By middle school, her grades were “all over the map,” she says, and sometimes she skipped school or just got up and walked out of class early. “It felt like a waste of time,” says Sa’Brina, 16. “I knew the material and just felt like I was doing the same things over and over.”
Her home life grew more difficult when her parents separated and her mother had to be hospitalized for surgery. Sa’Brina had been put on probation for truancy, but spending time in the hospital when her mother was sick landed her in court for violating the probation.
As a result, she went back to an Indianapolis middle school with more stringent supervision. She was “on a tracking sheet,” in which her work and attendance in each class were closely monitored. It was “good to have someone keeping tabs on me,” she says, but she still found school boring and unchallenging.
With her mother’s blessing, Sa’Brina tried to get herself set up for a home schooling program when she was 14. She loaded up on books from the library and found resources on the Internet.
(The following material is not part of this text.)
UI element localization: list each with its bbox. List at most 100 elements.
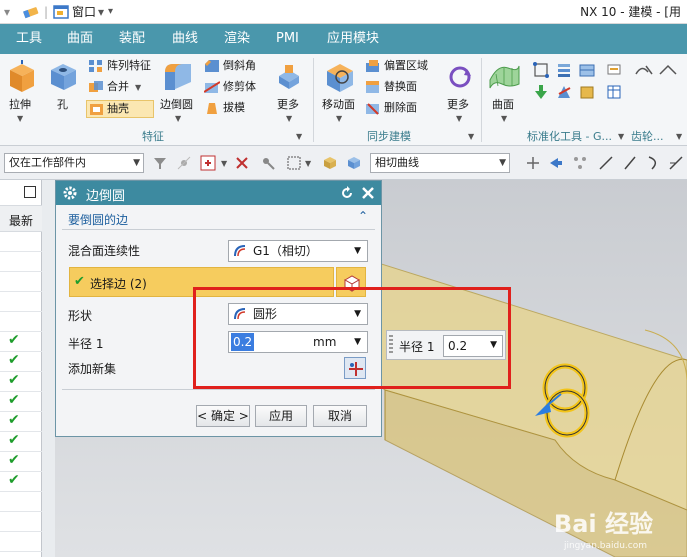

But she found out too late that she was supposed to take annual tests to show her progress, and she worried that her work wouldn’t be accepted for credit.
She decided to enroll at Indianapolis Met, a charter school run by Goodwill Indianapolis that gives students more freedom to design their own courses of study. She’s working toward a diploma, and wants to work as a mortician to earn money for college, where she hopes to study architecture, accounting, and hotel management.
Sa’Brina wishes that more of her school years had been interesting to her. She imagines a social studies class where she and her peers could have acted out their own Civil War, instead of reading about it in a textbook.